More than 150,000 actors in Hollywood have started a labour strike demanding a higher share of revenue from streaming platforms, an increase in minimum contract rates, and a guarantee that actors retain control over how their AI-generated likenesses are used.
Actors’ union SAG-AFTRA announced the strike last week with its president Fran Drescher saying production studios and their trade association the Alliance of Motion Picture and Television Producers (AMPTP) were “on the wrong side of history”.
“At some point, the jig is up. You cannot keep being dwindled and marginalised, and disrespected and dishonored,” Drescher said. “The entire business model has been changed by streaming, digital, AI.”
“If we don't stand tall right now, we are all going to be in trouble. We are all going to be in jeopardy of being replaced by machines and big business.”

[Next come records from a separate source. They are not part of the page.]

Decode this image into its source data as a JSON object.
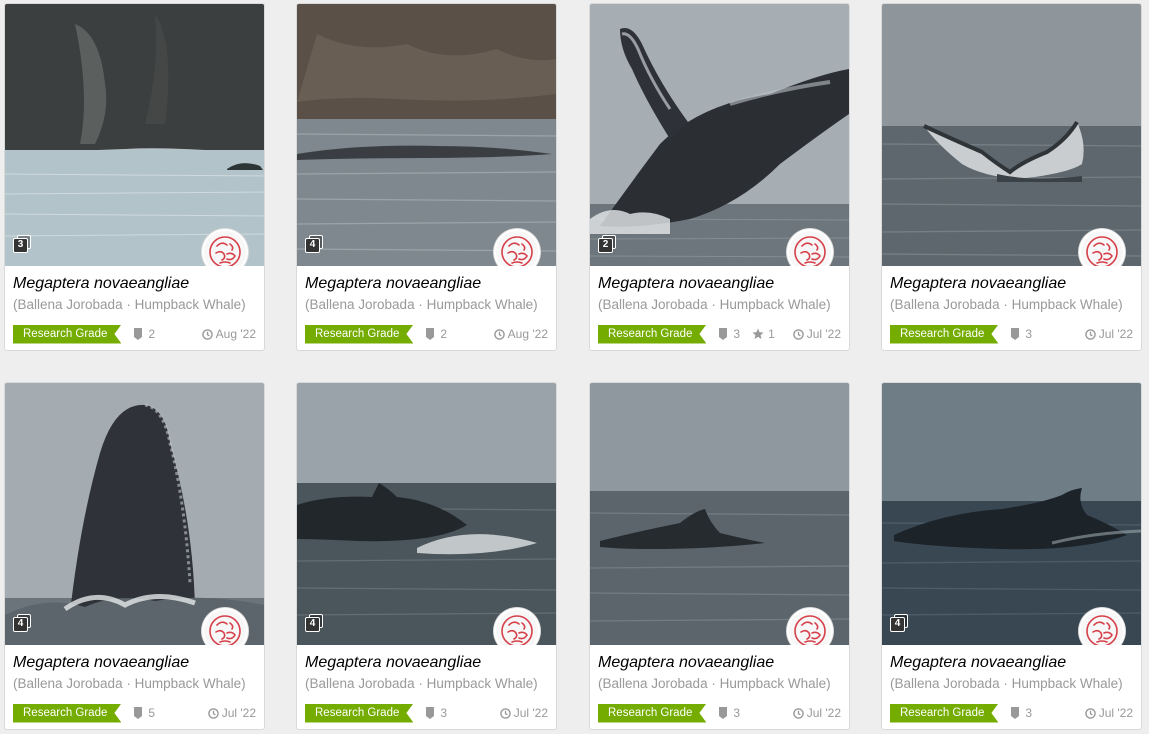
{
  "observations": [
    {
      "scientific_name": "Megaptera novaeangliae",
      "common_name": "(Ballena Jorobada · Humpback Whale)",
      "quality_grade": "Research Grade",
      "photo_count": "3",
      "identifications": "2",
      "faves": "",
      "date": "Aug '22",
      "scene": "cliff-distant"
    },
    {
      "scientific_name": "Megaptera novaeangliae",
      "common_name": "(Ballena Jorobada · Humpback Whale)",
      "quality_grade": "Research Grade",
      "photo_count": "4",
      "identifications": "2",
      "faves": "",
      "date": "Aug '22",
      "scene": "cliff-back"
    },
    {
      "scientific_name": "Megaptera novaeangliae",
      "common_name": "(Ballena Jorobada · Humpback Whale)",
      "quality_grade": "Research Grade",
      "photo_count": "2",
      "identifications": "3",
      "faves": "1",
      "date": "Jul '22",
      "scene": "breach"
    },
    {
      "scientific_name": "Megaptera novaeangliae",
      "common_name": "(Ballena Jorobada · Humpback Whale)",
      "quality_grade": "Research Grade",
      "photo_count": "",
      "identifications": "3",
      "faves": "",
      "date": "Jul '22",
      "scene": "fluke"
    },
    {
      "scientific_name": "Megaptera novaeangliae",
      "common_name": "(Ballena Jorobada · Humpback Whale)",
      "quality_grade": "Research Grade",
      "photo_count": "4",
      "identifications": "5",
      "faves": "",
      "date": "Jul '22",
      "scene": "spyhop"
    },
    {
      "scientific_name": "Megaptera novaeangliae",
      "common_name": "(Ballena Jorobada · Humpback Whale)",
      "quality_grade": "Research Grade",
      "photo_count": "4",
      "identifications": "3",
      "faves": "",
      "date": "Jul '22",
      "scene": "dorsal-near"
    },
    {
      "scientific_name": "Megaptera novaeangliae",
      "common_name": "(Ballena Jorobada · Humpback Whale)",
      "quality_grade": "Research Grade",
      "photo_count": "",
      "identifications": "3",
      "faves": "",
      "date": "Jul '22",
      "scene": "dorsal-far"
    },
    {
      "scientific_name": "Megaptera novaeangliae",
      "common_name": "(Ballena Jorobada · Humpback Whale)",
      "quality_grade": "Research Grade",
      "photo_count": "4",
      "identifications": "3",
      "faves": "",
      "date": "Jul '22",
      "scene": "dorsal-dark"
    }
  ],
  "icons": {
    "identification": "identification-icon",
    "fave": "star-icon",
    "date": "clock-icon",
    "photo_count": "photos-stack-icon",
    "user": "user-avatar-icon"
  },
  "colors": {
    "research_grade": "#74ac00",
    "muted_text": "#999999",
    "avatar_mark": "#d6404a"
  }
}
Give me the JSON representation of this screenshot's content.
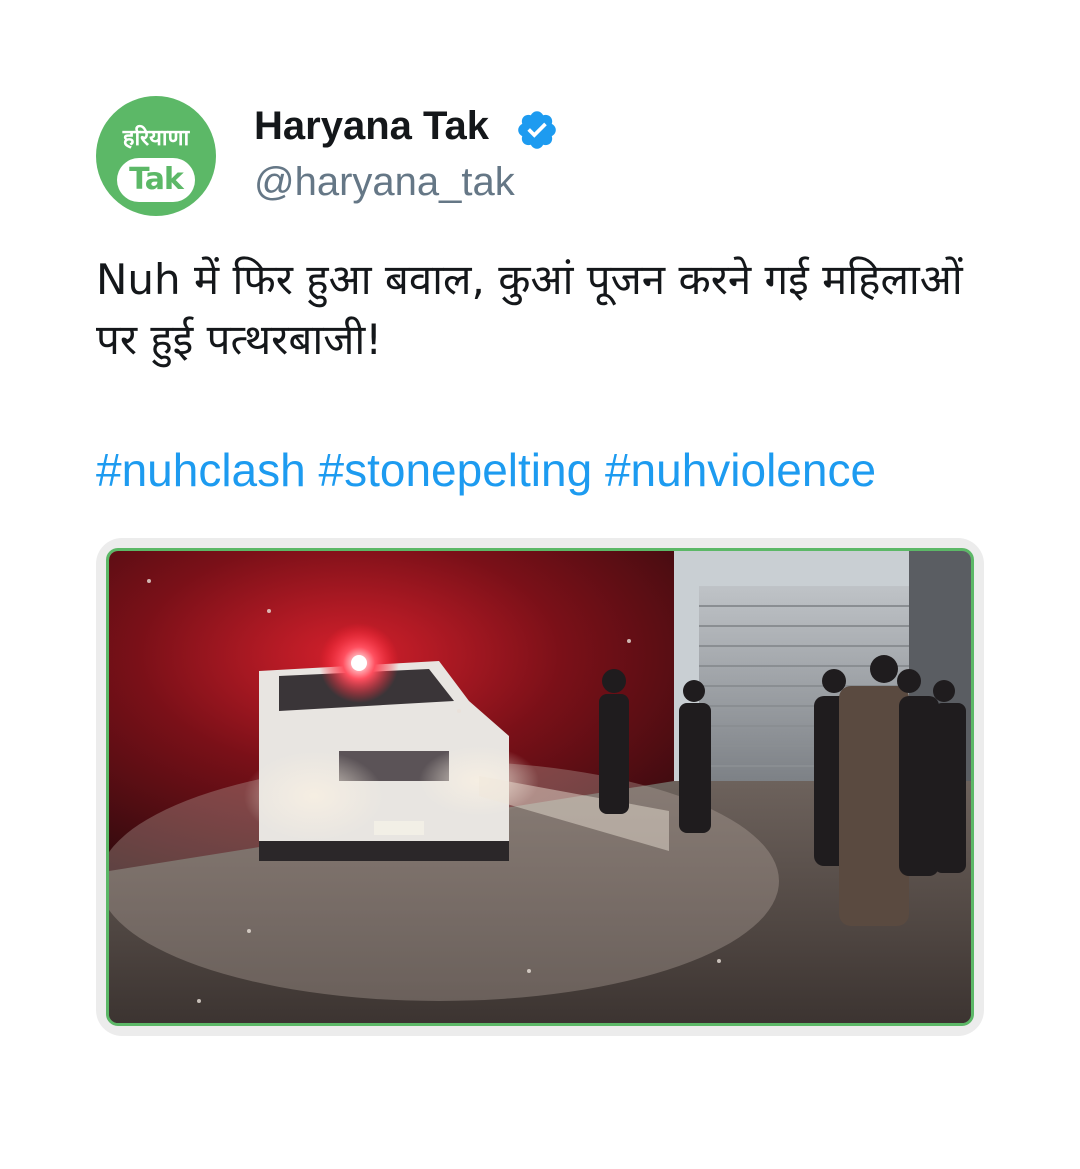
{
  "header": {
    "display_name": "Haryana Tak",
    "handle": "@haryana_tak",
    "verified_icon": "verified-badge-icon",
    "avatar": {
      "logo_line1": "हरियाणा",
      "logo_line2": "Tak",
      "color": "#5cb867"
    }
  },
  "tweet": {
    "text": "Nuh में फिर हुआ बवाल, कुआं पूजन करने गई महिलाओं पर हुई पत्थरबाजी!",
    "hashtags": [
      "#nuhclash",
      "#stonepelting",
      "#nuhviolence"
    ]
  },
  "media": {
    "type": "video-still",
    "description_icon": "video-frame",
    "border_color": "#5cb867"
  },
  "colors": {
    "text": "#14171a",
    "handle": "#657786",
    "link": "#1d9bf0",
    "verified": "#1d9bf0",
    "brand": "#5cb867"
  }
}
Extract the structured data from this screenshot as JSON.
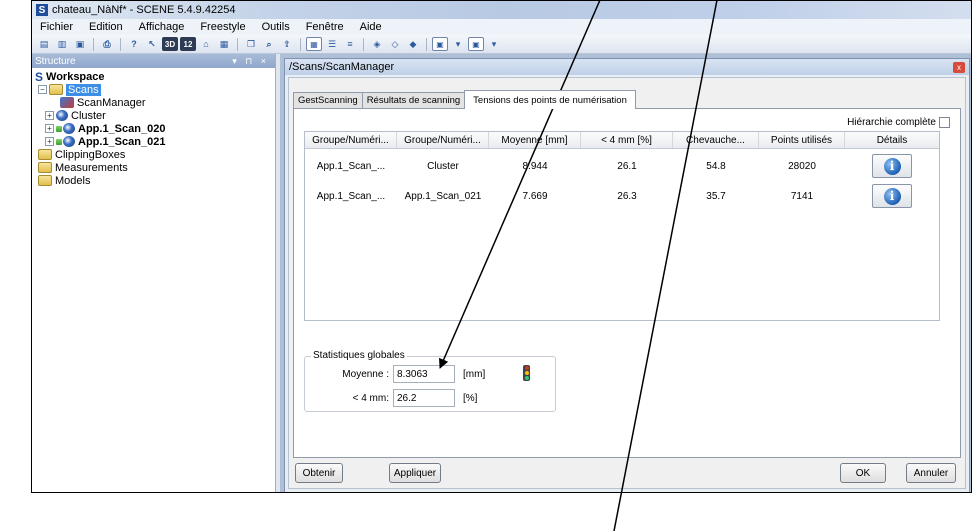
{
  "window": {
    "title": "chateau_NàNf* - SCENE 5.4.9.42254",
    "logo_letter": "S"
  },
  "menu": [
    "Fichier",
    "Edition",
    "Affichage",
    "Freestyle",
    "Outils",
    "Fenêtre",
    "Aide"
  ],
  "toolbar": {
    "btn_3d": "3D",
    "btn_12": "12"
  },
  "structure": {
    "header": "Structure",
    "header_controls": "▾ ⊓ ×",
    "logo_letter": "S",
    "workspace": "Workspace",
    "scans": "Scans",
    "scanmanager": "ScanManager",
    "cluster": "Cluster",
    "scan1": "App.1_Scan_020",
    "scan2": "App.1_Scan_021",
    "clippingboxes": "ClippingBoxes",
    "measurements": "Measurements",
    "models": "Models"
  },
  "dialog": {
    "title": "/Scans/ScanManager",
    "close": "x",
    "tabs": [
      "GestScanning",
      "Résultats de scanning",
      "Tensions des points de numérisation"
    ],
    "hierarchy_label": "Hiérarchie complète",
    "columns": [
      "Groupe/Numéri...",
      "Groupe/Numéri...",
      "Moyenne [mm]",
      "< 4 mm [%]",
      "Chevauche...",
      "Points utilisés",
      "Détails"
    ],
    "rows": [
      {
        "c1": "App.1_Scan_...",
        "c2": "Cluster",
        "c3": "8.944",
        "c4": "26.1",
        "c5": "54.8",
        "c6": "28020"
      },
      {
        "c1": "App.1_Scan_...",
        "c2": "App.1_Scan_021",
        "c3": "7.669",
        "c4": "26.3",
        "c5": "35.7",
        "c6": "7141"
      }
    ],
    "info_glyph": "i",
    "stats": {
      "legend": "Statistiques globales",
      "mean_label": "Moyenne :",
      "mean_value": "8.3063",
      "mean_unit": "[mm]",
      "lt4_label": "< 4 mm:",
      "lt4_value": "26.2",
      "lt4_unit": "[%]"
    },
    "buttons": {
      "obtenir": "Obtenir",
      "appliquer": "Appliquer",
      "ok": "OK",
      "annuler": "Annuler"
    }
  },
  "colors": {
    "selection": "#3d8ee6",
    "traffic_red": "#c0392b",
    "traffic_yellow": "#f1c40f",
    "traffic_green": "#2ecc71"
  }
}
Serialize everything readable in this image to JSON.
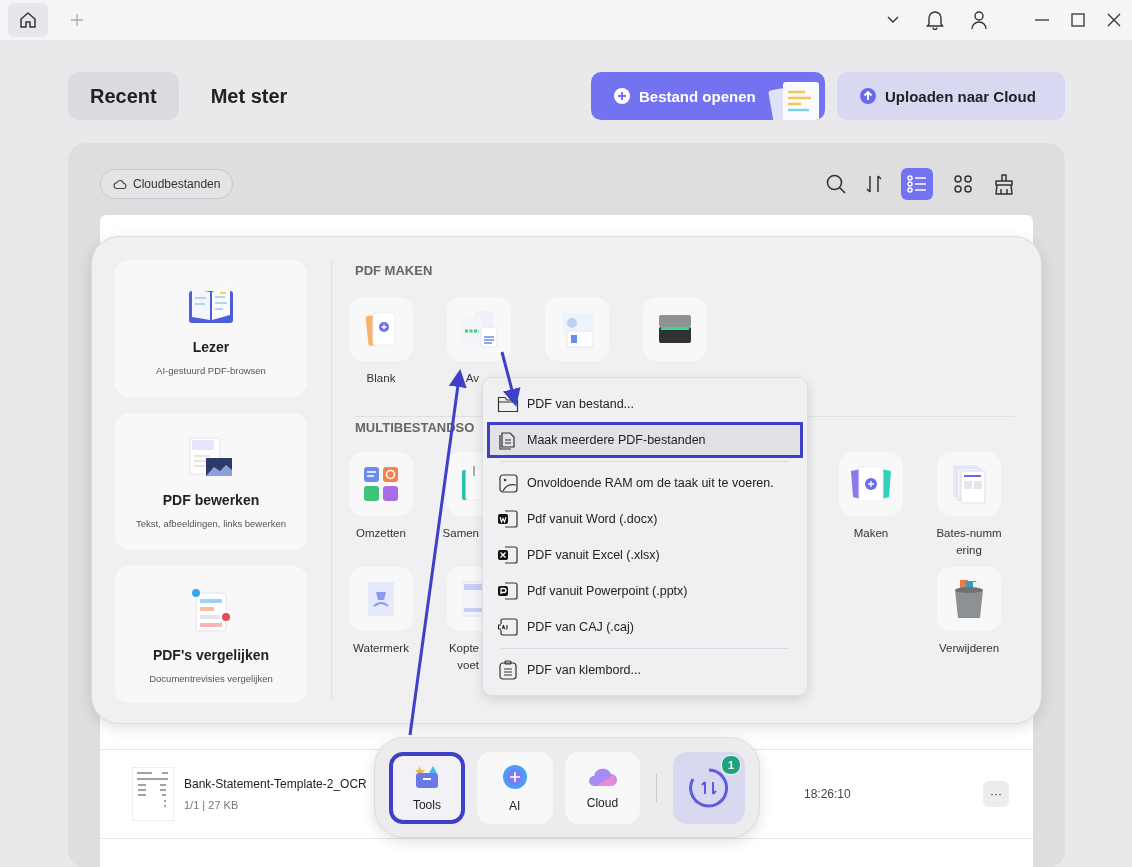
{
  "titlebar": {
    "home_selected": true
  },
  "tabs": [
    {
      "label": "Recent",
      "selected": true
    },
    {
      "label": "Met ster",
      "selected": false
    }
  ],
  "actions": [
    {
      "label": "Bestand openen",
      "kind": "primary"
    },
    {
      "label": "Uploaden naar Cloud",
      "kind": "secondary"
    }
  ],
  "toolbar": {
    "cloud_button": "Cloudbestanden",
    "view_modes": [
      {
        "kind": "list",
        "selected": true
      },
      {
        "kind": "grid",
        "selected": false
      }
    ]
  },
  "files": [
    {
      "name": "Bank-Statement-Template-2_OCR",
      "meta": "1/1 | 27 KB",
      "time": "18:26:10",
      "more": "···"
    }
  ],
  "tools_panel": {
    "features": [
      {
        "kind": "reader",
        "title": "Lezer",
        "subtitle": "AI-gestuurd PDF-browsen"
      },
      {
        "kind": "edit",
        "title": "PDF bewerken",
        "subtitle": "Tekst, afbeeldingen, links bewerken"
      },
      {
        "kind": "compare",
        "title": "PDF's vergelijken",
        "subtitle": "Documentrevisies vergelijken"
      }
    ],
    "create": {
      "heading": "PDF MAKEN",
      "tiles": [
        {
          "kind": "blank",
          "label": "Blank",
          "cut": false
        },
        {
          "kind": "convert",
          "label": "Av",
          "cut": true
        },
        {
          "kind": "image"
        },
        {
          "kind": "scanner"
        }
      ]
    },
    "multi": {
      "heading": "MULTIBESTANDSO",
      "rows": [
        {
          "left": [
            {
              "kind": "convert-grid",
              "label": "Omzetten",
              "cut": false
            },
            {
              "kind": "merge",
              "label": "Samen",
              "cut": true
            }
          ],
          "right": [
            {
              "kind": "make",
              "label": "Maken",
              "cut": false
            },
            {
              "kind": "bates",
              "label": "Bates-nummering",
              "cut": false
            }
          ]
        },
        {
          "left": [
            {
              "kind": "watermark",
              "label": "Watermerk",
              "cut": false
            },
            {
              "kind": "header",
              "label": "Kopte voet",
              "cut": true
            }
          ],
          "right": [
            {
              "kind": "trash",
              "label": "Verwijderen",
              "cut": false
            }
          ]
        }
      ]
    }
  },
  "menu": {
    "groups": [
      {
        "items": [
          {
            "kind": "folder",
            "label": "PDF van bestand...",
            "selected": false
          },
          {
            "kind": "multi",
            "label": "Maak meerdere PDF-bestanden",
            "selected": true
          }
        ]
      },
      {
        "items": [
          {
            "kind": "image",
            "label": "Onvoldoende RAM om de taak uit te voeren.",
            "selected": false
          },
          {
            "kind": "word",
            "label": "Pdf vanuit Word (.docx)",
            "selected": false
          },
          {
            "kind": "excel",
            "label": "PDF vanuit Excel (.xlsx)",
            "selected": false
          },
          {
            "kind": "ppt",
            "label": "Pdf vanuit Powerpoint (.pptx)",
            "selected": false
          },
          {
            "kind": "caj",
            "label": "PDF van CAJ (.caj)",
            "selected": false
          }
        ]
      },
      {
        "items": [
          {
            "kind": "clipboard",
            "label": "PDF van klembord...",
            "selected": false
          }
        ]
      }
    ]
  },
  "dock": {
    "items": [
      {
        "kind": "tools",
        "label": "Tools",
        "selected": true
      },
      {
        "kind": "ai",
        "label": "AI",
        "selected": false
      },
      {
        "kind": "cloud",
        "label": "Cloud",
        "selected": false
      }
    ],
    "sync": {
      "badge": "1"
    }
  }
}
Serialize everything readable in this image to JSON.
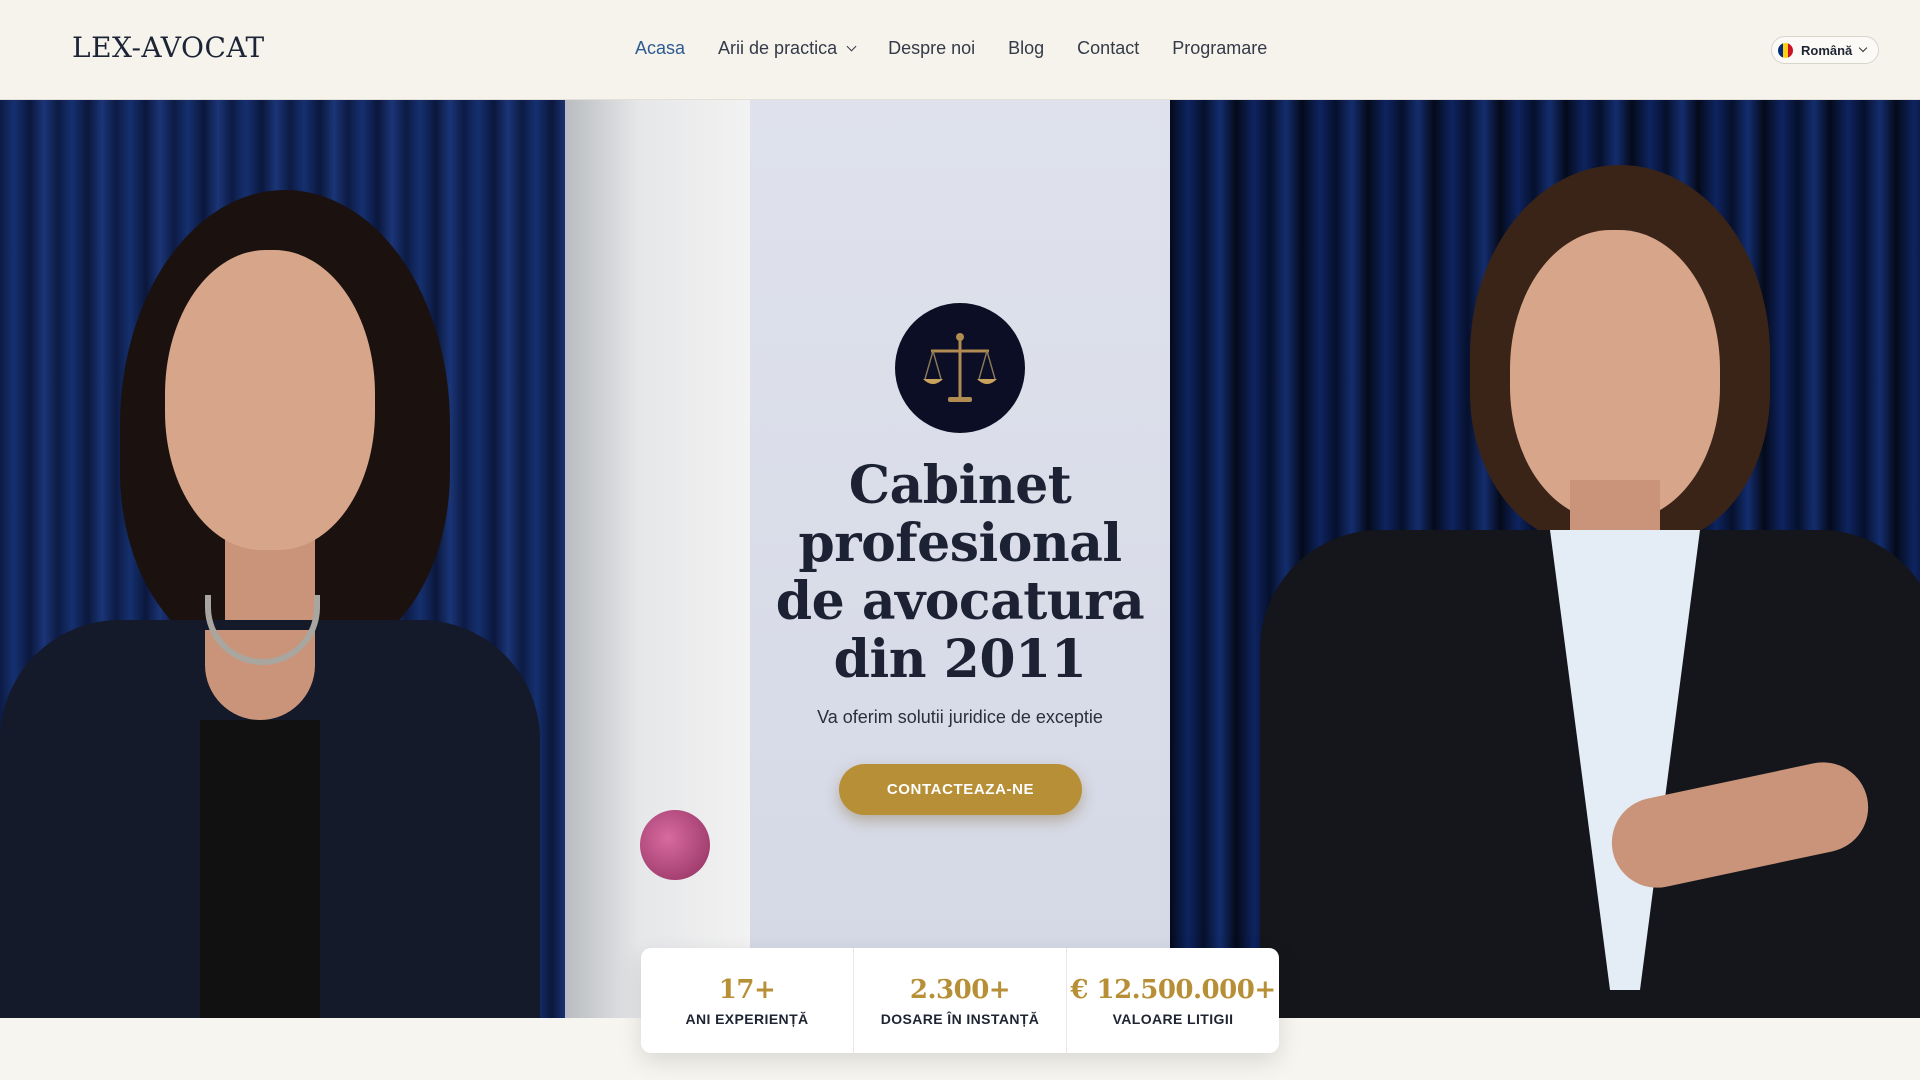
{
  "brand": {
    "logo": "LEX-AVOCAT"
  },
  "nav": {
    "items": [
      {
        "label": "Acasa",
        "active": true
      },
      {
        "label": "Arii de practica",
        "has_dropdown": true
      },
      {
        "label": "Despre noi"
      },
      {
        "label": "Blog"
      },
      {
        "label": "Contact"
      },
      {
        "label": "Programare"
      }
    ]
  },
  "language": {
    "label": "Română",
    "flag_colors": [
      "#002b7f",
      "#fcd116",
      "#ce1126"
    ]
  },
  "hero": {
    "headline": "Cabinet profesional de avocatura din 2011",
    "subline": "Va oferim solutii juridice de exceptie",
    "cta_label": "CONTACTEAZA-NE",
    "icon": "scales-of-justice-icon"
  },
  "stats": [
    {
      "value": "17+",
      "label": "ANI EXPERIENȚĂ"
    },
    {
      "value": "2.300+",
      "label": "DOSARE ÎN INSTANȚĂ"
    },
    {
      "value": "€ 12.500.000+",
      "label": "VALOARE LITIGII"
    }
  ],
  "colors": {
    "accent": "#b78f36",
    "nav_active": "#2e5a92",
    "dark": "#1f2433"
  }
}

According to a report from Variety, the main disagreement is a demand for actors to get two per cent of all revenue generated on streaming shows. They are also negotiating how much to increase minimum rates for actors.
Pandemic-era self-taped auditions are coming under scrutiny with the union claiming they put undue costs on performers.
Importantly, AMPTP and SAG-AFTRA remain conflicted on how to resolve the defining technological issue of our time: artificial intelligence.
Actors want to retain full rights over how their image is used by movie and TV producers and the AMPTP has claimed it is coming to the table on this issue.
The union’s chief negotiator Duncan Crabtree-Ireland disagrees.
“They propose that our background performers should be able to be scanned, get paid for one day’s pay, and the company should own that scan – [the actor’s] image, their likeness – and be able to use it for the rest of eternity in any project they want with no consent, and no compensation,” he said.
In a statement, the AMPTP said called the strike harmful and said it had been negotiating for a “mutually beneficial contract”.
“The AMPTP presented a deal that offered historic pay and residual increases, substantially higher caps on pension and health contributions, audition protections, shortened series option periods, and a groundbreaking AI proposal that protects actors' digital likenesses for SAG-AFTRA members,” the AMPTP said.
“A strike is certainly not the outcome we hoped for as studios cannot operate without the performers that bring our TV shows and films to life.”
The strike is expected to affect production on big budget films like the Avatar and Mission Impossible sequels.
It will compound disruptions that began in May when Hollywood writers began striking in demand of more secure work and for studios to limit the use of generative AI.
The Writers Guild of America said it wants to ensure AI is not treated as a source material to be adapted by writers, nor should it be “considered in determining writing credits”.
“It is important to note that AI software does not create anything,” the Writers Guild said. “It generates a regurgitation of what it’s fed.”
Hollywood actors and screenwriters aren’t the only people concerned with AI taking over their livelihoods.
Voiceover artists and podcasters are increasingly finding contracts they sign contain clauses that give companies rights to use their voices.
One artist who did voiceover work for Microsoft found her voice data been on-sold to another company which was packaging up her specific sound and selling it as part of a broad service for the equivalent of $67 a year.
Spotify reportedly has plans to roll out a feature that will use the voices of its biggest podcasters to generate advertisements.